Proposals
A landscaping proposal template that actually wins work
A proposal isn't a price list. It's the document that convinces a property manager you're the safe choice. Here's the structure that wins — and a free way to fill it in fast.
Most landscaping proposals are a number and a logo. The ones that win walk the buyer from their problem to your solution to why you — in plain language a busy board can skim and approve.
What a winning proposal includes
Six sections, in this order. Each earns its place; cut anything that doesn't.
The template
1. The situation — one paragraph showing you understand their property and what they need.
2. Scope of work — a bullet list matching their request exactly; note what's included and excluded.
3. Why [Company] — the one or two things you do better (local crews, HOA experience, irrigation).
4. Investment — clear, itemized pricing with frequency and terms.
5. Timeline & start date — when you can begin and what the first 30 days look like.

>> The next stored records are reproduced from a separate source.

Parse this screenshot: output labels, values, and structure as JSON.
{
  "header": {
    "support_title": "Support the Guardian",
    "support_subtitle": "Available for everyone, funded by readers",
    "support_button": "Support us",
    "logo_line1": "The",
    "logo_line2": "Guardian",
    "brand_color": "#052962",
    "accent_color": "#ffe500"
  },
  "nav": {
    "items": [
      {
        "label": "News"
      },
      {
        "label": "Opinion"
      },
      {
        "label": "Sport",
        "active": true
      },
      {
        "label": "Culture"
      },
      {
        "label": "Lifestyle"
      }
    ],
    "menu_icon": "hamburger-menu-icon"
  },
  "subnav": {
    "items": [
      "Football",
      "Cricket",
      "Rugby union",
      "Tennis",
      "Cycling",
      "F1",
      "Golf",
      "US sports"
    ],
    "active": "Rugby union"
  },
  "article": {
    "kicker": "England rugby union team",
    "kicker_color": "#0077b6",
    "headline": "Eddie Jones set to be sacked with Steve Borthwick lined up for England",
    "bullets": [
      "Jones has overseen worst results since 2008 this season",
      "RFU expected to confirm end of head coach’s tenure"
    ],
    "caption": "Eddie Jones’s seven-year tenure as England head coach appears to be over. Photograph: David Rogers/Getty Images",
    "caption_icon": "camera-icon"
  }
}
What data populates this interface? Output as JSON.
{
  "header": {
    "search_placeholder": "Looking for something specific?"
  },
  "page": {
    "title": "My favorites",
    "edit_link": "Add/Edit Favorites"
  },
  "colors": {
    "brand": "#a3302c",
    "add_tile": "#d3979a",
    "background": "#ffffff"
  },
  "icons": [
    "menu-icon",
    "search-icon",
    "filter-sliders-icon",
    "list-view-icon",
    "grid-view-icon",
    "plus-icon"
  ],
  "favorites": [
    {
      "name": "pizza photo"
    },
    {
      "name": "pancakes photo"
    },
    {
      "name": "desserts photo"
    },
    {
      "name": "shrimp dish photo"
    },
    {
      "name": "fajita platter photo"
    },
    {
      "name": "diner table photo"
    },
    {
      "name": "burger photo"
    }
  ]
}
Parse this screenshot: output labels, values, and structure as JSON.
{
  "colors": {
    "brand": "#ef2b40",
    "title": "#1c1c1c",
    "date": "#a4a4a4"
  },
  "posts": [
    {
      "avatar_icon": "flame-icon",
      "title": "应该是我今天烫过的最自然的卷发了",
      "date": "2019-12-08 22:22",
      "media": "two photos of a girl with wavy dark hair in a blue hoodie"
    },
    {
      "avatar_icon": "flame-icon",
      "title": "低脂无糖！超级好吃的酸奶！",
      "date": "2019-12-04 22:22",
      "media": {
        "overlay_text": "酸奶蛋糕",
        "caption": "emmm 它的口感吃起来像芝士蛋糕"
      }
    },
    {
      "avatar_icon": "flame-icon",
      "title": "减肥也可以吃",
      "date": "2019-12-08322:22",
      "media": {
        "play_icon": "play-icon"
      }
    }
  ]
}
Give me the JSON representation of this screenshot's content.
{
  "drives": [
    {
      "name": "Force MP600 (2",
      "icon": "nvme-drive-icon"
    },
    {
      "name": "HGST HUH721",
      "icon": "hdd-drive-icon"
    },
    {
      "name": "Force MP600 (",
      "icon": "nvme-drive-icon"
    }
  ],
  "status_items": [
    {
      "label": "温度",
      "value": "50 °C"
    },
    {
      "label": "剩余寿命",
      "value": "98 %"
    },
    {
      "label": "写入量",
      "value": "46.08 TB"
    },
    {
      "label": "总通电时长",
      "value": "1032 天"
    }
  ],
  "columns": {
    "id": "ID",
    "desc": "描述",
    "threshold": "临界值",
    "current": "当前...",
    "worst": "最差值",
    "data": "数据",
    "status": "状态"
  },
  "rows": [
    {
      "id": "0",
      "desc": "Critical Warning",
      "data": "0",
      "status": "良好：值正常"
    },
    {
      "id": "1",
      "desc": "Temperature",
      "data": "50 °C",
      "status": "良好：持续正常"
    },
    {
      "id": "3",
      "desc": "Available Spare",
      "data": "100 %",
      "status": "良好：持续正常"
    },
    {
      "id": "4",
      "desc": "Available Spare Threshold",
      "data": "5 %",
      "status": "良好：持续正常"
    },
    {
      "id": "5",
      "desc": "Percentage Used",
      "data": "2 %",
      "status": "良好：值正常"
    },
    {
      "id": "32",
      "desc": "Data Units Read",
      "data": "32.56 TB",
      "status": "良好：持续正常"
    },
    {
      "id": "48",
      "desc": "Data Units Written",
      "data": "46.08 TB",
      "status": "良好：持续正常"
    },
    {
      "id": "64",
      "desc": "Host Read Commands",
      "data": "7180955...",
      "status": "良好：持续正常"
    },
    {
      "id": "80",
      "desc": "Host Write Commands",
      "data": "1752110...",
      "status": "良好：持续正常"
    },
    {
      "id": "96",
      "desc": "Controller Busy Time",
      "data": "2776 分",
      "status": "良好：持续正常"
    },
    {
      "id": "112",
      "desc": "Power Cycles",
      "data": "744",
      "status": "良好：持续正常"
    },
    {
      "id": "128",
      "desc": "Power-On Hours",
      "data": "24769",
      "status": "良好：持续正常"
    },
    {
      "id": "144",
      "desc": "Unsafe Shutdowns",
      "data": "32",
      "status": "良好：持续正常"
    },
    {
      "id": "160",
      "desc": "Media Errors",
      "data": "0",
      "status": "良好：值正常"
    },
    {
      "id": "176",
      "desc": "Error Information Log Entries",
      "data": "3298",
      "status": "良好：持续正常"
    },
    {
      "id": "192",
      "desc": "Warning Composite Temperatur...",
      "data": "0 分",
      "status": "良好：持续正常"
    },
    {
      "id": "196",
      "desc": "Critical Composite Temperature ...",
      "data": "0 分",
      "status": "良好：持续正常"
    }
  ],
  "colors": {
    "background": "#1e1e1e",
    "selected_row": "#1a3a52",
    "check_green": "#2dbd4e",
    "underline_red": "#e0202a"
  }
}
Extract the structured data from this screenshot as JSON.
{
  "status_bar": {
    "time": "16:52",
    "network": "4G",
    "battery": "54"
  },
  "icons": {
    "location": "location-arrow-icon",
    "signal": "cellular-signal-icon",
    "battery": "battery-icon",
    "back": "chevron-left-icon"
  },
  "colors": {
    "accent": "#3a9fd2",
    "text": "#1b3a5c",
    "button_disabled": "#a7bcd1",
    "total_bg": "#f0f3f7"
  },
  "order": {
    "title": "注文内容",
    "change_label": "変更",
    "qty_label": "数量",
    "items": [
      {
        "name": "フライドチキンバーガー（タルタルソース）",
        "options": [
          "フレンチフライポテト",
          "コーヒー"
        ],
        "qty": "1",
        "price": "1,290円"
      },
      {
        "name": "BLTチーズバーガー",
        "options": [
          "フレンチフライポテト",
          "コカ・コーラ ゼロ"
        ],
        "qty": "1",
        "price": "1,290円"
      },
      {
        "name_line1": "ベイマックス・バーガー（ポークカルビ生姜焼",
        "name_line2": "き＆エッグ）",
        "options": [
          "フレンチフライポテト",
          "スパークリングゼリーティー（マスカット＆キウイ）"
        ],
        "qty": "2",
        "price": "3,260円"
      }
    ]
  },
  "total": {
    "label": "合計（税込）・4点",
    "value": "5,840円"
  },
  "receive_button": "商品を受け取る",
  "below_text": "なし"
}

6. Next step — exactly what they do to say yes (sign, reply, or call).
A 10-second example
"Sunridge HOA needs dependable weekly maintenance across 4 acres of common area, with the entrance beds kept sharp year-round — the previous vendor missed visits during peak season. This proposal covers a fixed weekly schedule, a named crew lead, and a 24-hour response line so the board never has to chase us."
Let AI fill it in for you
You don't have to write this from scratch every time. The $47 Starter Pack's RFP→Proposal tool is a 4-prompt chain that reads the request, picks your angle, and drafts the full proposal in your voice — then checks it before you send.
Let AI draft the proposal
The $47 Starter Pack's RFP→Proposal tool turns any RFP or quote request into a finished proposal in 5–10 minutes — the complete 4-prompt chain plus a worked HOA example. Works in ChatGPT, Claude, or Gemini.
FAQ
How long should a proposal be?
As short as it can be while answering everything they asked — usually one to three pages.
Commercial vs residential?
Same bones. Commercial usually needs insurance and references; residential can be shorter and warmer.